Calculate the pH of 0.005mol/dm³ tetraoxosulphate (vi)
Tetraoxosulphate (VI) is commonly known as sulphuric acid (H2SO4). It is a strong acid with a dissociation constant (Ka) of 1.2 x 10^-2.
To calculate the pH of 0.005mol/dm³ sulphuric acid:
1. Use the dissociation equation for H2SO4:
H2SO4 + H2O ⇌ HSO4- + H3O+
2. Use an ICE (initial, change, equilibrium) table to determine the equilibrium concentration of H3O+:
H2SO4 + H2O ⇌ HSO4- + H3O+
I 0.005mol/dm³ 0 0
C -x +x +x
E 0.005-x x x
The equilibrium concentration of H3O+ is x.
3. Use the equilibrium concentration of H3O+ to calculate the pH:
pH = -log[H3O+]
pH = -log(x)
From the ICE table, we know that x = 1.41 x 10^-2 mol/dm³.
pH = -log(1.41 x 10^-2)
pH = 1.85
Therefore, the pH of 0.005mol/dm³ sulphuric acid is 1.85.
To calculate the pH of a tetraoxosulfate (VI) solution, we need to know its concentration and the dissociation constant (Ka) of the tetraoxosulfate (VI) ion.
Since you mentioned that the concentration of the tetraoxosulfate (VI) solution is 0.005 mol/dm³, we can now proceed with the calculation.
The dissociation equation for tetraoxosulfate (VI) is:
H₂SO₄ ⇌ H⁺ + HSO₄⁻
The dissociation constant (Ka) for tetraoxosulfate (VI) is approximately 1.0 x 10^-2.
First, we need to find the concentration of the H⁺ ions in the solution.
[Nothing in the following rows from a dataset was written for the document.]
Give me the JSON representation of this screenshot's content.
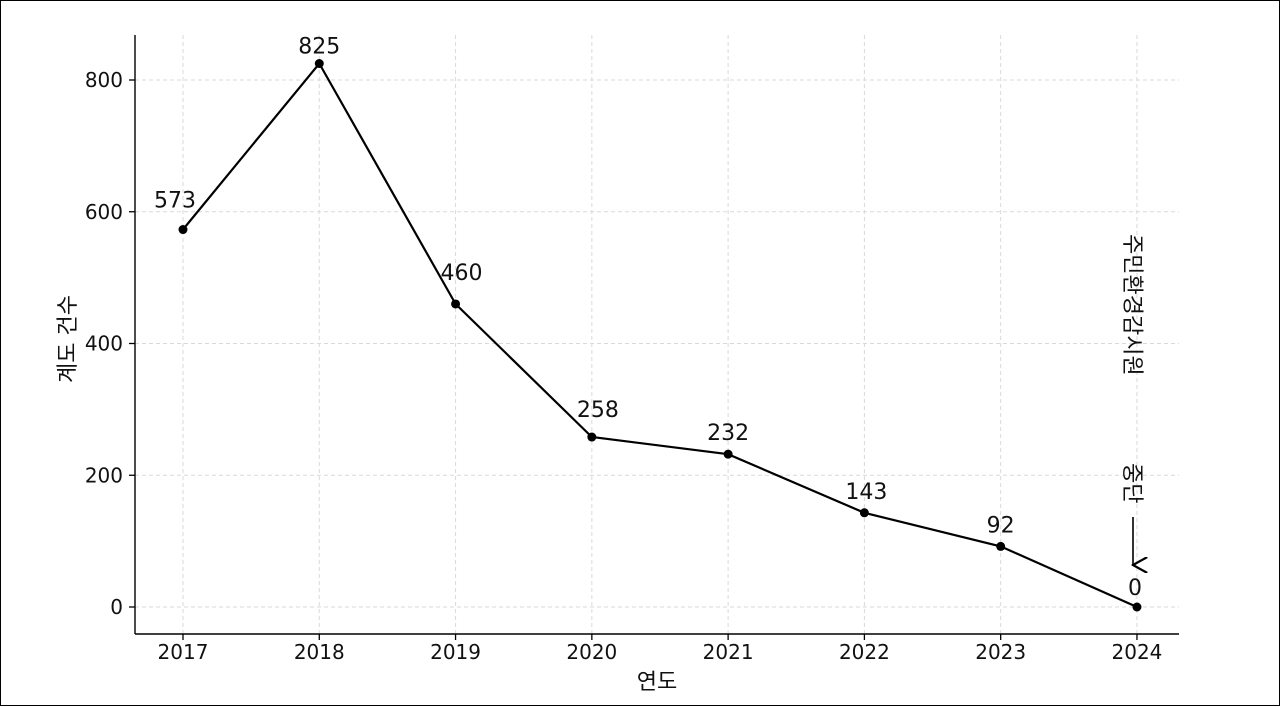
{
  "chart_data": {
    "type": "line",
    "title": "",
    "xlabel": "연도",
    "ylabel": "계도 건수",
    "categories": [
      "2017",
      "2018",
      "2019",
      "2020",
      "2021",
      "2022",
      "2023",
      "2024"
    ],
    "series": [
      {
        "values": [
          573,
          825,
          460,
          258,
          232,
          143,
          92,
          0
        ],
        "data_labels": [
          "573",
          "825",
          "460",
          "258",
          "232",
          "143",
          "92",
          "0"
        ]
      }
    ],
    "ylim": [
      -40,
      870
    ],
    "yticks": [
      0,
      200,
      400,
      600,
      800
    ],
    "ytick_labels": [
      "0",
      "200",
      "400",
      "600",
      "800"
    ],
    "grid": true,
    "annotation": {
      "line1": "주민환경감시원",
      "line2": "중단",
      "points_to": "2024"
    },
    "colors": {
      "line": "#000000",
      "grid": "#d9d9d9"
    }
  }
}
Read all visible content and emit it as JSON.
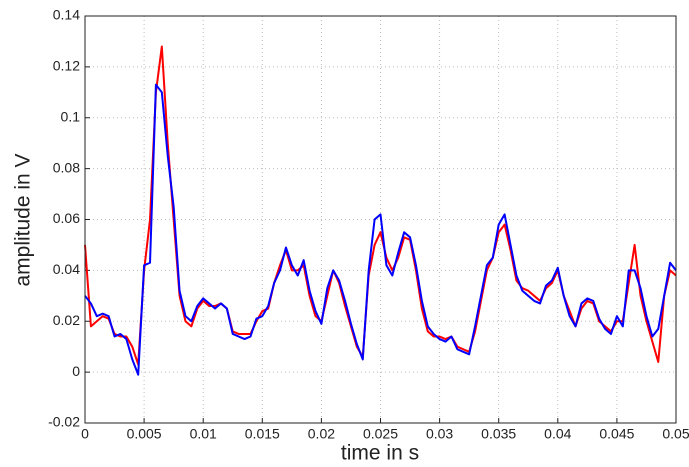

Since tetraoxosulfate (VI) dissociates into one H⁺ ion, the initial concentration of the H⁺ ions will be the same as the concentration of the tetraoxosulfate (VI) itself.
[H⁺] = [HSO₄⁻] = 0.005 mol/dm³
Now, we can calculate the pH using the formula:
pH = -log[H⁺]
Let's plug in the values and calculate the pH:
pH = -log(0.005)
Using a calculator, we find that the pH is approximately 2.3.
Therefore, the pH of the 0.005 mol/dm³ tetraoxosulfate (VI) solution is 2.3.